Squat down by sitting back and bring your arms upwards. Push back up through the heels, chest up, and straighten your hips.

– keep hips, knees, toes aligned.

– Go only as low as you feel comfortable with.

– Keep weight evenly on whole foot.

Repeat 10  times rest 1 minute. Repeat 3 times.

Single-leg Mini Squat

Stand tall on one leg with the other leg raised behind.

Squat down keeping your knee in line with the toes and your pelvis level. Push back up to the starting position.

As your technique improves and pain reduces, you can progress the exercises to a deeper squat.

Repeat times 10 times rest 1 minute. Repeat 3 times.

Further progression of exercise may include an eccentric strengthening programme and a gradual return to sport or activity. If you need guidance on this please self-refer to a physiotherapist.

Changes to the muscles and tendon takes time, you may need to do the exercises for 3-6 months to aid your recovery.  Be patient and continue to do them regularly.

Mild discomfort during exercise is acceptable but if you get severe pain or increased symptoms stop and inform your physiotherapist. As a guide your pain should not go above 4/10 (0 being no pain, 10 being the most severe pain).

For guidance on the right exercises for you speak to a physiotherapist.

Weight management

If you are overweight this increases the load and demand being placed on the quadriceps and patella tendon. Therefore reducing you weight to a healthy BMI may help reduce your symptoms.

Pain relief

Painkillers like paracetamol will ease the pain, but need to be taken regularly in order to control the pain. Always follow the instructions on the packet.

Anti-inflammatories like ibuprofen can help with swelling, and therefore help you move more freely. Follow the instructions on the packet and discuss using them safely with a pharmacist, especially if you have any underlying health conditions

However, you should not take ibuprofen for 48 hours after an initial injury as it may slow down healing.

Up to date guidelines can be found on the NHS website:



Other medicines can help to reduce inflammation, swelling and pain. You should discuss this with your GP if the simple pain relief advice does not help or if you are needing to take ibuprofen for more than 10 days.

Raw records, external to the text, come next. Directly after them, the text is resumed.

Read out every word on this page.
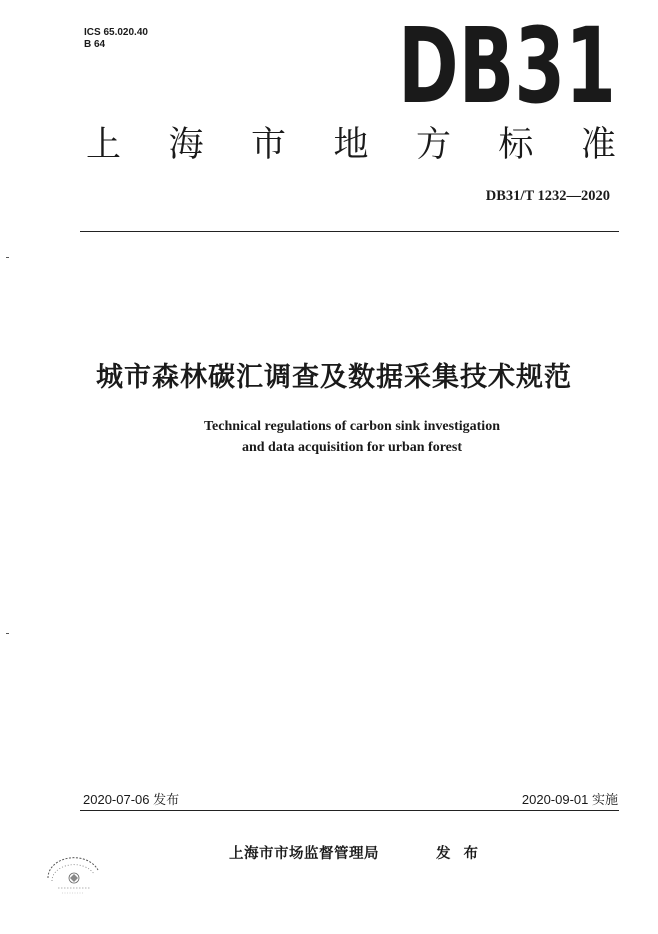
ICS 65.020.40
B 64	DB31
上 海 市 地 方 标 准
DB31/T 1232—2020
城市森林碳汇调查及数据采集技术规范
Technical regulations of carbon sink investigation
and data acquisition for urban forest
2020-07-06 发布	2020-09-01 实施
上海市市场监督管理局	发 布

Some people find using ice helpful on the painful area.

For ice therapy use a damp cloth containing an icepack (or bag of frozen peas) over the top of the painful area to help numb the pain. Leave it on for up to 20 minutes and use up to 3 times a day.

  • You should be cautious using these treatments if you have altered skin sensation or circulatory problems.
  • Check the skin regularly during and after the ice pack application
  • Stop if there is excessive pain, numbness or tingling
  • Do not put ice directly on to the skin as this may cause a burn


If you find that you are not improving, some advice or treatment from a physiotherapist can be helpful in managing knee pain. Click here to self-refer to a physiotherapist.

How to prevent and manage future symptoms?

Tendons do not respond well to a rapid increase to the load placed upon them.

To avoid excessive load it is best to keep your exercise and activities varied.

Build up your activity and exercise gradually, especially if it is an activity, exercise or sport that you are unaccustomed to.

If you do ‘overdo it’ take some relative rest days to allow the tendon to recover before gradually getting back to your usual activities.

You can also reduce your risk of developing this condition by maintaining a healthy weight.